Huh? What's that? Come again? I can just hear a patient saying after reading that, "Does that mean me? I hope my doctor can help me make sense of this."

Reporters quickly regurgitated all that medical gobbledygook in language laypeople could easily understand:

Associated Press: "Federal regulators have granted AstraZeneca approval to market its cholesterol pill Crestor as a preventive measure against heart attack and stroke in patients with healthy cholesterol levels."

Dow Jones: "...the FDA Monday said it (Crestor) can now be prescribed to prevent heart disease in people with apparently normal levels of bad cholesterol but other risk factors for heart disease, including elevated blood levels of a protein linked to heart disease."

Reuters: "AstraZeneca won U.S. approval on Monday to promote cholesterol fighter Crestor for preventing heart disease in a vast new market of people with healthy cholesterol but other heart risks."

I get that drug companies have to mind their p's and q's with the FDA and don't want to talk down to an audience of prescribing physicians, but they can still speak English. And in an era, for better or worse, when so many more patients are getting their medical information on Web sites and through social media, drug approval press releases—especially ones for a drug as widely-used as Crestor—need to be clear and concise.

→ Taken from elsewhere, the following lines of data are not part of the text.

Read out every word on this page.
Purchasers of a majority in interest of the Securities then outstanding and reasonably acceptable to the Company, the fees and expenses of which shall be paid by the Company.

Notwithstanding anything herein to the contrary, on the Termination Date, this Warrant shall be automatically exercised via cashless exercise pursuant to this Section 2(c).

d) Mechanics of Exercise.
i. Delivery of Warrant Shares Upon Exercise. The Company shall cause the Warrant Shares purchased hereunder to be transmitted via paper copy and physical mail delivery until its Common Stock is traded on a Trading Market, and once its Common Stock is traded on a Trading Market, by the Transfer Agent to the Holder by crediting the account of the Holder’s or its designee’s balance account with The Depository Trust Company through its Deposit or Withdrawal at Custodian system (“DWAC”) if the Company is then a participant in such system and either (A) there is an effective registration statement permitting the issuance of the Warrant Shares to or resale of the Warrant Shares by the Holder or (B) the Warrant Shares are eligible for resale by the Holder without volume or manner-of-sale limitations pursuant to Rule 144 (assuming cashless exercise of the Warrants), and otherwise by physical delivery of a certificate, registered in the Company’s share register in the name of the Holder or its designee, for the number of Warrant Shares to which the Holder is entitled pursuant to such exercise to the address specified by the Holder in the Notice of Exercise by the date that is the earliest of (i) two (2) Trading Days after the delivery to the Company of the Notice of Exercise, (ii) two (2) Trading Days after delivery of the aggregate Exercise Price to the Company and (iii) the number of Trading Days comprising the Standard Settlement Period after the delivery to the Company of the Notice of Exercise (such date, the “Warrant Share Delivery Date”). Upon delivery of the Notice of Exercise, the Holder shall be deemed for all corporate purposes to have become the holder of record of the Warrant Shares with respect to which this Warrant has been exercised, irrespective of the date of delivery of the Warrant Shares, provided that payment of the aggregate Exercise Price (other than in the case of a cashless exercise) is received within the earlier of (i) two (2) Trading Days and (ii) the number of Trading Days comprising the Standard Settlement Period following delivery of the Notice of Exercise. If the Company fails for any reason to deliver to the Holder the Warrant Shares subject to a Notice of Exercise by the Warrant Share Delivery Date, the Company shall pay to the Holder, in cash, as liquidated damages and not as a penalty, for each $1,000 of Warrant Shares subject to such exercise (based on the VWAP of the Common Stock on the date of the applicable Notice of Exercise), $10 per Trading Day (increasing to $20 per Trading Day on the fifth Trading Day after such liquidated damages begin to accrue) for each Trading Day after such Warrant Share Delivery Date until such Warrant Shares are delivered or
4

You can still do all of the FDA-mandated prescribing details, please just don't put it at the top.

Analyst opinions on the expanded Crestor approval are mixed. Some say the bigger issue for AZN is the looming Crestor patent challenge.

As I write this, the stock is the biggest dollar and percentage gainer in big pharma, but it's already off the highs of the morning.

UPDATE: The Food and Drug Administration issued a press release on the additional Crestor approval a day late, but the agency's announcement is much better written than the company's.

If the FDA can put it in plain English, why can't AstraZeneca?